The fund launched under the tickers CMCAX, COMIX, and CMCYX and seeks to reduce an effect in commodities trading called contango, which happens when a maturing futures contract price exceeds the expected spot price. Contango can stifle returns for commodities investors, as it did on the iShares S&P GSCI Commodity-Indexed ETF, for several years. Indeed, returns on that index were reduced annually by 8%, said Kristen Capuano, a managing director at Van Eck, who is also in charge of product development and marketing. “To me, that is a serious problem,” she said in a telephone call earlier today.
The new fund, CMCI for short, seeks to mitigate reduced returns, or negative roll yield, by diversifying the fund’s exposure across multiple maturities. The new fund seeks to track the performance of the UBS Bloomberg Constant Maturity Commodity Total Return Index.
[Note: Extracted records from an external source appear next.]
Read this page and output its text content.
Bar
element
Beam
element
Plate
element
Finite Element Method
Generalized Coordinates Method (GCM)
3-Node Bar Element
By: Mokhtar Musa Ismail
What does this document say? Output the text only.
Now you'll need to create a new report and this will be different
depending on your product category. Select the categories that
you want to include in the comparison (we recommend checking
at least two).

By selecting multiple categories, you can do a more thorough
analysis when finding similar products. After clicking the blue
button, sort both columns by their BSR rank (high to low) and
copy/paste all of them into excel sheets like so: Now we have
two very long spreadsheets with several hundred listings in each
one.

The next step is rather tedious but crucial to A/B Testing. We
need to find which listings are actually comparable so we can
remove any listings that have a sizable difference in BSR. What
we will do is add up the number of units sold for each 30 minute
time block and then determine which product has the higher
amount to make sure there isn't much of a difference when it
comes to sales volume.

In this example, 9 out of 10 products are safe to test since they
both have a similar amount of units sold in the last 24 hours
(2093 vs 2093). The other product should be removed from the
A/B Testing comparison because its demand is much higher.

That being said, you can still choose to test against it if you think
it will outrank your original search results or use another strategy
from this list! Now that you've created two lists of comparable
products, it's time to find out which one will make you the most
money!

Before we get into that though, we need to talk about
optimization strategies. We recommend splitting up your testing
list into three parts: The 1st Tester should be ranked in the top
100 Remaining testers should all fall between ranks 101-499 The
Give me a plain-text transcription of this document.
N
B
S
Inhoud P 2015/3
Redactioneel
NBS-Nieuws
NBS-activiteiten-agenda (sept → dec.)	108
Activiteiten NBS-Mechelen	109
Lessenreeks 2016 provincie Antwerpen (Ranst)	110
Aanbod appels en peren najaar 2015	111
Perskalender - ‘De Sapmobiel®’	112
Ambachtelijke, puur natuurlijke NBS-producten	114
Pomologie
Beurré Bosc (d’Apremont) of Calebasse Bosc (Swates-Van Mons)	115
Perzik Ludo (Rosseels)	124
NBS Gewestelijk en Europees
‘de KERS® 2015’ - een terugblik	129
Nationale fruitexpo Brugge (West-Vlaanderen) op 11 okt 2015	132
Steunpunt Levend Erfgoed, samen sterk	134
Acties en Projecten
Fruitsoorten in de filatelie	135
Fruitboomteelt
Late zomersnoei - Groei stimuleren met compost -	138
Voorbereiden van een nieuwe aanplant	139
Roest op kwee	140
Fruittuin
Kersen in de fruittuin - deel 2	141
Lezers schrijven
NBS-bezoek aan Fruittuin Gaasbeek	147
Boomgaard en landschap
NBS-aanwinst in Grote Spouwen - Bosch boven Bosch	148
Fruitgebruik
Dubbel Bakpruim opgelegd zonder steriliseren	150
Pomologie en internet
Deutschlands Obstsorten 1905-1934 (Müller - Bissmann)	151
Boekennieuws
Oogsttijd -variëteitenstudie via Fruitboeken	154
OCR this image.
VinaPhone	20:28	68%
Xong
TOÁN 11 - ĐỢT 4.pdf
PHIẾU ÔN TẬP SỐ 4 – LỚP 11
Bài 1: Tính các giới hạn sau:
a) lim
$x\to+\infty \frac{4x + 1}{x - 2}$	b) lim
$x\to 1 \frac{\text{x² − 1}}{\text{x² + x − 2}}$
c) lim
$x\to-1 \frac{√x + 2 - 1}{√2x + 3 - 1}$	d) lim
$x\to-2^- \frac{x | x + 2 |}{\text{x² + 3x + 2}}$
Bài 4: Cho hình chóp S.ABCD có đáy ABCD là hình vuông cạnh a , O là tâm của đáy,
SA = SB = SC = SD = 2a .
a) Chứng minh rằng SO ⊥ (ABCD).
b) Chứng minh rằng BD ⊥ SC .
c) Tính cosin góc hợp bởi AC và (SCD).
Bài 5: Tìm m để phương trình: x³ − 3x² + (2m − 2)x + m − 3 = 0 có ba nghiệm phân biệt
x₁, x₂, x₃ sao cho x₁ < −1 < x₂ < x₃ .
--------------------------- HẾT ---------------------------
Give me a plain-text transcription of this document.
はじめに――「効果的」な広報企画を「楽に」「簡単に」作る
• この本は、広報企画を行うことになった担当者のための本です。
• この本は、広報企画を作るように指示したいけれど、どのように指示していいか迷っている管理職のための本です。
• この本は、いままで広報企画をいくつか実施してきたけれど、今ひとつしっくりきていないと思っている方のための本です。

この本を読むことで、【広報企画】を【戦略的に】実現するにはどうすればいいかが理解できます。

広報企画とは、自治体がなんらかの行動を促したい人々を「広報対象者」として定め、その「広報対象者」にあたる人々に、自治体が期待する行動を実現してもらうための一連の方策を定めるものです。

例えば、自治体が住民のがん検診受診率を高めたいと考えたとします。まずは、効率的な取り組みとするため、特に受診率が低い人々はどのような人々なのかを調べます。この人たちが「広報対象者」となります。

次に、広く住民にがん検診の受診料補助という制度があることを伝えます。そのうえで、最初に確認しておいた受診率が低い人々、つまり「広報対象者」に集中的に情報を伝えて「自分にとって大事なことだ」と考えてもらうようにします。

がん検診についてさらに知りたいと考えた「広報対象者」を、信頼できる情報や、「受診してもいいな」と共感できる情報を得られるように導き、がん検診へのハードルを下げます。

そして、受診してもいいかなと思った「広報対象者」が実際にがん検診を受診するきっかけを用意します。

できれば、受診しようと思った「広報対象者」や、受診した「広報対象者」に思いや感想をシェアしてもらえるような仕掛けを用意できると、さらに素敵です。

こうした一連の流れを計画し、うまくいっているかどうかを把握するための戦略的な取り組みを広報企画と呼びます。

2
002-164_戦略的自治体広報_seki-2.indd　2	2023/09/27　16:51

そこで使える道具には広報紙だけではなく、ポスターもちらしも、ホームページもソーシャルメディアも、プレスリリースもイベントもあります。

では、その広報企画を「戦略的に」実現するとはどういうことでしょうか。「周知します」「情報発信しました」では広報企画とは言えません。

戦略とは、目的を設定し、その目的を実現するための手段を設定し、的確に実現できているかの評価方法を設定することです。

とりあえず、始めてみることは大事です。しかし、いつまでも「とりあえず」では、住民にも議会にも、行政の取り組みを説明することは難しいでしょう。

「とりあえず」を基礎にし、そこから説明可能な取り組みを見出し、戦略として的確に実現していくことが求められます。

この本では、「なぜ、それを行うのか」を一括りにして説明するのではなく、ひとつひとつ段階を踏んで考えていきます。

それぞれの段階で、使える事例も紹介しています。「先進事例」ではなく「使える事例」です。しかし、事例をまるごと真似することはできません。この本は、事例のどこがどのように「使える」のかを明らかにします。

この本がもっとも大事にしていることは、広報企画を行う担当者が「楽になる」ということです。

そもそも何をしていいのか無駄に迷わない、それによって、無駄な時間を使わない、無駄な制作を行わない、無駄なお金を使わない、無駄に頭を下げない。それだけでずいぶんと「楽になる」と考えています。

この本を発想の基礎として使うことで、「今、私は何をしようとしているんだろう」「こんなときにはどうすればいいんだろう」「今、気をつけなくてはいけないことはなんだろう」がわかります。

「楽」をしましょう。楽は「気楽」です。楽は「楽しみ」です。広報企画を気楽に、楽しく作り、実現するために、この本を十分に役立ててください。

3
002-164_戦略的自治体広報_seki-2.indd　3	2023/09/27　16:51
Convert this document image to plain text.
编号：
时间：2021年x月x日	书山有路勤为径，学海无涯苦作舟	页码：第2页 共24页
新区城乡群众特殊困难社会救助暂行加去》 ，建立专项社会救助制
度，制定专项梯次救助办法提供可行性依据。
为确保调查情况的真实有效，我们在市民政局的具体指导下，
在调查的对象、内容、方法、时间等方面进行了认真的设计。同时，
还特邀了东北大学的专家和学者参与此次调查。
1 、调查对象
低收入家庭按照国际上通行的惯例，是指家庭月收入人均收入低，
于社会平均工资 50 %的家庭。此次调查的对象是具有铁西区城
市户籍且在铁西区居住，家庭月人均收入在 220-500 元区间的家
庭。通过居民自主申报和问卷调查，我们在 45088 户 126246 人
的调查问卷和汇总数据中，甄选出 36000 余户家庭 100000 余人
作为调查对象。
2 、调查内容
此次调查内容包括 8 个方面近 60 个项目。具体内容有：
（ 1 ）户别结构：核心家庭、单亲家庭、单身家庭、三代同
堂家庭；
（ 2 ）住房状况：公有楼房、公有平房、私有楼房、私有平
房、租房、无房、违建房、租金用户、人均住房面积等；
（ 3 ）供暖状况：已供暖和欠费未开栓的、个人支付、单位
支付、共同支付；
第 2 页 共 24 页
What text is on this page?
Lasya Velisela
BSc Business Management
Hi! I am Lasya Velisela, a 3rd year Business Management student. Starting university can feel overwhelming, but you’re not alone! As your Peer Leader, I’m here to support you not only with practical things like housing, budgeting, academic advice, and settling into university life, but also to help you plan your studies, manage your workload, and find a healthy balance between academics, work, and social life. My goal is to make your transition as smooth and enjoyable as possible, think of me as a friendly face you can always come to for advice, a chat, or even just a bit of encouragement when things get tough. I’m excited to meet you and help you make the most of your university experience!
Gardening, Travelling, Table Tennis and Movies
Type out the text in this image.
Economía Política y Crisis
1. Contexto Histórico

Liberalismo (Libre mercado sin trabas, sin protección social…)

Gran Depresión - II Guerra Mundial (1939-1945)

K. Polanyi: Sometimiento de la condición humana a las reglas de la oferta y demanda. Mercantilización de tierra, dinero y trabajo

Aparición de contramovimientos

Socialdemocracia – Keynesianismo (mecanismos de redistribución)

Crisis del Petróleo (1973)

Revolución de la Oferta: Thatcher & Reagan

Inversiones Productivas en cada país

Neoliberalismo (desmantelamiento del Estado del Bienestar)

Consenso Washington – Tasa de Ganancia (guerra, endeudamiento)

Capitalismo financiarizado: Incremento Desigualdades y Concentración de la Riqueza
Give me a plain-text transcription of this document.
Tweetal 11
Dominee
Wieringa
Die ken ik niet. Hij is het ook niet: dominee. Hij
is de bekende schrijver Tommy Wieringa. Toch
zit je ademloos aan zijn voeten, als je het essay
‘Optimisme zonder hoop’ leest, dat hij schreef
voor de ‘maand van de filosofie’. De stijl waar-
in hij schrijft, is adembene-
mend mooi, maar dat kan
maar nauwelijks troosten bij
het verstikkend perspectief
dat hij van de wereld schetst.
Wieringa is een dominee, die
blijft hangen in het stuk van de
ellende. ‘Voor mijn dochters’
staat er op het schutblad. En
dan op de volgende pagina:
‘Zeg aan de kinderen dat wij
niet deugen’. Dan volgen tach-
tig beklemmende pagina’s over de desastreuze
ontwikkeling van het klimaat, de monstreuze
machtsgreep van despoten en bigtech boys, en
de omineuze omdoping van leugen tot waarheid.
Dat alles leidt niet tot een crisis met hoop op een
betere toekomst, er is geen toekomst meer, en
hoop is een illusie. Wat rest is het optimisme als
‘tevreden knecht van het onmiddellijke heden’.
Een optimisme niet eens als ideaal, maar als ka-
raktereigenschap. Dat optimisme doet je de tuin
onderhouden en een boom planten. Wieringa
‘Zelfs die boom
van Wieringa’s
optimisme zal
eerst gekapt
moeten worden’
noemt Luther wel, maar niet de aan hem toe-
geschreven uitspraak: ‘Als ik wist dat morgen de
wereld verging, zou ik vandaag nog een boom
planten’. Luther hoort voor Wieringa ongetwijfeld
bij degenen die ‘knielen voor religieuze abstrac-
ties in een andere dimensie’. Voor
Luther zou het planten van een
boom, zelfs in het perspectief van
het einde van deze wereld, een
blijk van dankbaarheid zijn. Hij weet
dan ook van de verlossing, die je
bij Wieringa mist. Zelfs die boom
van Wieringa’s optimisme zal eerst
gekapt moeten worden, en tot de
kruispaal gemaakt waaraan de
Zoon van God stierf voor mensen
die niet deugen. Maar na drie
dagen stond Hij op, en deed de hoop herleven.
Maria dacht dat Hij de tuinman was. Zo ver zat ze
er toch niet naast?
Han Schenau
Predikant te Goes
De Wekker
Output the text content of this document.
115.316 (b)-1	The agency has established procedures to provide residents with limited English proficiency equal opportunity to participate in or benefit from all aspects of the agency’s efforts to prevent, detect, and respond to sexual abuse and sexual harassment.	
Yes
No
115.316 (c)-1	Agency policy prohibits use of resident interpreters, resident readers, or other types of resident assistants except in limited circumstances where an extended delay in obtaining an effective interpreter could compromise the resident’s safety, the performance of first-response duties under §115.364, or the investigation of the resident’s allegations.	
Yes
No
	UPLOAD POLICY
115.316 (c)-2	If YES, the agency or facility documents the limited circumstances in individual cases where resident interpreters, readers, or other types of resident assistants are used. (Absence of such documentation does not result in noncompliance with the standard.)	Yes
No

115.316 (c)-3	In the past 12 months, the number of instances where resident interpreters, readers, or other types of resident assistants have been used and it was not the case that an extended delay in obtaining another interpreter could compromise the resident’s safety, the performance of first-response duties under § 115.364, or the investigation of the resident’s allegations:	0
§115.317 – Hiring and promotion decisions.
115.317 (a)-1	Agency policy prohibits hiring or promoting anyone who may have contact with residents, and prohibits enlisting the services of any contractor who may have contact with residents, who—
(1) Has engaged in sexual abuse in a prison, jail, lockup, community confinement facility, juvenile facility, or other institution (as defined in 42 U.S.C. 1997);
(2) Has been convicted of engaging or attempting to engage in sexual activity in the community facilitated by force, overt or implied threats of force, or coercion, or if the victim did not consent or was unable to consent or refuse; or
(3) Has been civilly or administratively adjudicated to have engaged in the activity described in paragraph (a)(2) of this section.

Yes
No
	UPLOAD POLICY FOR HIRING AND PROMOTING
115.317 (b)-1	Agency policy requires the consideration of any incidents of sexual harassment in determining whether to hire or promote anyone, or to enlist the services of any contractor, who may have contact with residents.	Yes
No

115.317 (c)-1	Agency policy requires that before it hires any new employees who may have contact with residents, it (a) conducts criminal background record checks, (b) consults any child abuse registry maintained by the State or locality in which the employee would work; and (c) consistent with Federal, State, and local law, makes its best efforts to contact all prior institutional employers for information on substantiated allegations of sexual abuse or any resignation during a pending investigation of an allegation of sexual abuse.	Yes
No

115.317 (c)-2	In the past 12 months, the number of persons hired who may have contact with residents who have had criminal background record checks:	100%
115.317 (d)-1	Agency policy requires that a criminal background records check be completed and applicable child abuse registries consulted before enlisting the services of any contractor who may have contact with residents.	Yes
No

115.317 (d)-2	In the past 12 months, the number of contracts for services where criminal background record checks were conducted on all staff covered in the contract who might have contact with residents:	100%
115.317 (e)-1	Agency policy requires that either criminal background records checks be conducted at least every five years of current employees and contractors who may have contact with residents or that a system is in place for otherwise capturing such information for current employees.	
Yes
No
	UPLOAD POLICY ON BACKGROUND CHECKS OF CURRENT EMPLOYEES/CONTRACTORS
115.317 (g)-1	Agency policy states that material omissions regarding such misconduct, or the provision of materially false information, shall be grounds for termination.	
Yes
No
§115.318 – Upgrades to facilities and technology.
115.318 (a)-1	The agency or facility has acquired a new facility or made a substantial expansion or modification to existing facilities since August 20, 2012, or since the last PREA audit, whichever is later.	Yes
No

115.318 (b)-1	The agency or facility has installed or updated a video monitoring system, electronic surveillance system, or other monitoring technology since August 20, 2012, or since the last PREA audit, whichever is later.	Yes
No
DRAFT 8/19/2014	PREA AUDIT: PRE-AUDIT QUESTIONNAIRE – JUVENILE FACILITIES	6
Mike Mazier, the portfolio manager on the new fund, is a specialist in quantitative analysis and strategy, and the firm is hoping that his background will enable to fund to deliver solid returns to investors, and at a lower price. The CM Commmodity Index Fund will have an expense ration of 95 basis points a year, which falls well below the 139 basis-point cost on the Van Eck Global Hard Assets fund.
“We wanted to break into the futures space, and we wanted the right index to use,” Capuano said. “What led us to UBS was the negative roll reduction. We’ve done this in response to the needs of advisors and users.”
The CMCI is diversified across 26 commodities and five maturities. It will be rebalanced monthly, to reduce the risk of overconcentration in any single commodity. New York City-based Van Eck manages two mutual funds and 10 commodity equity ETFs, and the firm had $30 billion under management at the end of 2010.